Scoring Your FICO
Most people assume that the home buying process starts with getting pre-approved by a lender or with choosing a real estate agent. The content of your wallet begins the home buying process. To realize your goal of owning a home, you must consider your FICO score along with the type of mortgage loan for which you'll qualify in Farwell.
A FICO score is a collection of your years of credit history based on an instrument developed by Fair Isaac and Company. The score ranges from 300 to 850, with most people normally having a score of 650. With the change in the economy, however, some borrowers have seen their score lowered after job loss, charged off credit card accounts, or credit card accounts that were closed because they don't carry a balance. Some of the factors in summing up your FICO score are:
- Credit to Debt Ratio — How much do you owe versus your available credit?
- Credit Inquiries — How many times has your credit history been accessed by someone other than you?
- Types of Credit — Do you have a healthy mix of credit cards and loans?
- Payment History — How many late payments have you made?
In reviewing your credit history, you'll find that you actually have three reports. Experian, Equifax and TransUnion — three of the major credit reporting agencies — use a slightly different systems to calculate your credit rating. FICO is used by Experian. Equifax's model is called BEACON and TransUnion uses EMPIRICA. Because of this, you have three scores, one for each bureau.
Lenders want to make sure that allowing you a loan isn't a risk for them. Your FICO score gives lenders a view of what type of borrower you'll be solely because of your credit history. Because of the shift in the economy, most home buyers should have scores in the range of 700 or higher to get a satisfactory interest rate. You'll still qualify for a mortgage loan with a lower score, but the interest accumulated over time could be more than double that of someone having a better credit score.
We're used to working with all tiers of credit scores. Call us at 806-481-3288 and we can help you get on the right track to the home of your dreams.
How do you obtain a higher score? Improving your FICO score takes time. It can be hard to make a significant change in your number with quick fixes, but your score can improve in a year by monitoring your credit report and by using credit extended to you to raise your score, instead of ruin it. The most important thing is to know your FICO score. Here are some ways you can improve your credit score:
- Ensure that your credit history is correct. If you discover mistakes on your credit report, contact the bureau asking that the item be removed. If you have a common name or the same name as a family member, you'll want to pay extra attention to make sure the activity reported is correct.
- Spread your debt around. At first, this doesn't sound like a good idea. But, you steer clear of having one card that is maxed out and have the rest of your cards at a zero balance. It's better to have each of your cards at about less than 40% of their credit limit than to have the majority of your debt sitting on a single card.

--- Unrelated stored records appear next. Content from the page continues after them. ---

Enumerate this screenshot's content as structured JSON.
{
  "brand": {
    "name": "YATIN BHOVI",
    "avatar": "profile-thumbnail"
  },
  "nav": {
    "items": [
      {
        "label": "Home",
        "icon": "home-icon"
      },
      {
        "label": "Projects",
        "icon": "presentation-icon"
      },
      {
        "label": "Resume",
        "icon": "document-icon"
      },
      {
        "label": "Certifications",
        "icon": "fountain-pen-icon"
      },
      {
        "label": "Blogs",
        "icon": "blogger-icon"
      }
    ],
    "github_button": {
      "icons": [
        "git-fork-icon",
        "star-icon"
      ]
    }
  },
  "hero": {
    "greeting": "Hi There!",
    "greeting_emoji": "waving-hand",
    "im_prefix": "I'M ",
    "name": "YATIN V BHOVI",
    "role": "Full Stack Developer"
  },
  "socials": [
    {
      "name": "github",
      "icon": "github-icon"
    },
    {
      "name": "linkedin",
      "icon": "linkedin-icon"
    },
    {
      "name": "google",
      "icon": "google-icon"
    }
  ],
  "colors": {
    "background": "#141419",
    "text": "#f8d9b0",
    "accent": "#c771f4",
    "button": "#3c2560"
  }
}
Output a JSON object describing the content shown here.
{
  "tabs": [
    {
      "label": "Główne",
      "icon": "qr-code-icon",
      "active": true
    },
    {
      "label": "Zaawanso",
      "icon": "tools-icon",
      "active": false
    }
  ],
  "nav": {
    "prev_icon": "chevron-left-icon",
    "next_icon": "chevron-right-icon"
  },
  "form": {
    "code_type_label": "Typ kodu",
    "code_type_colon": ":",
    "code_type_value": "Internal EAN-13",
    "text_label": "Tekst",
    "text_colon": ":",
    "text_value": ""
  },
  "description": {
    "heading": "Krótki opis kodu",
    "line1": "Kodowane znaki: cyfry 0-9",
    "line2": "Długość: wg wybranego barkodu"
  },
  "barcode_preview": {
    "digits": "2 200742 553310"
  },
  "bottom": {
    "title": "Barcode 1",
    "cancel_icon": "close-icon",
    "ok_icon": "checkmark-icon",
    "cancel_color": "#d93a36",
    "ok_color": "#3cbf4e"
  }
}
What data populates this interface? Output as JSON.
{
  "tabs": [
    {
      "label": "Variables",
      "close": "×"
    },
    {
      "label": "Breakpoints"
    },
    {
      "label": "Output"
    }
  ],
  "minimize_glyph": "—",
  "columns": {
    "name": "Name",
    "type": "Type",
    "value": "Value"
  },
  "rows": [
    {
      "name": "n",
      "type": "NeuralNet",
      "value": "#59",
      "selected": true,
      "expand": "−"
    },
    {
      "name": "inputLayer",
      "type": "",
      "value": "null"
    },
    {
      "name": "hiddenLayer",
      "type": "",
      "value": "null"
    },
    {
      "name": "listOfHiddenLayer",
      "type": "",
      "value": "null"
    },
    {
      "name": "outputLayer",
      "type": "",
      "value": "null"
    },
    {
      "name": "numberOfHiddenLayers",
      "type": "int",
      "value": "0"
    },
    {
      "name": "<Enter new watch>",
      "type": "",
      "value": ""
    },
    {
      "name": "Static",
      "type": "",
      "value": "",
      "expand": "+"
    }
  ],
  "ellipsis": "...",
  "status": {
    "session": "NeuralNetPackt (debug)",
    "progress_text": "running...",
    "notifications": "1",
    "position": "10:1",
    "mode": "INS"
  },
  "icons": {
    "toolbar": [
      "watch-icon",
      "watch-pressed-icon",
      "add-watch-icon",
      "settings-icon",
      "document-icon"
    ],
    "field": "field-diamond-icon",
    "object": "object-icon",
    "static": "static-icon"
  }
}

- Apply for service station cards or retail credit. For those who have non-existent credit or below average credit, retail credit cards and gas credit cards are ways to begin your credit history, increase your spending limits and keep up your payments, which will raise your credit. You must always avoid charging a high balance for more than a couple of months because these types of cards normally have a larger interest rate.
- Keep your cards active. Whether you're just getting started with credit, or if you've got older cards, be sure to use your cards so that your accounts maintain an active status. But, make sure you pay them off in one or two payments.
- Keep up with payments. Your FICO score plummets with each account that goes to collections. It's where people who have recently experienced job loss see the biggest dip in their credit score. Yes, it takes longer to rebuild your credit this way, but it's the most reliable way to show that you're able to make payments to a lender.
Knowing the methods you can use to raise your credit score, you're one step closer to becoming a homeowner. Remember that when you're ready to apply for a loan to purchase a house, you'll want to keep your lender applications within a two-week window to avoid adverse effects on your credit score. With the help of J.B. Sudderth Realty, Inc., shopping for a mortgage can be a stress-free experience so you, too, can achieve home ownership.
Learn more about FICO scores at myFICO.com, Fair Isaac's informational site and review your credit history for free at annualcreditreport.com. And, for a small payment, you can get your FICO score from each bureau on their websites: equifax.com, experian.com and transunion.com.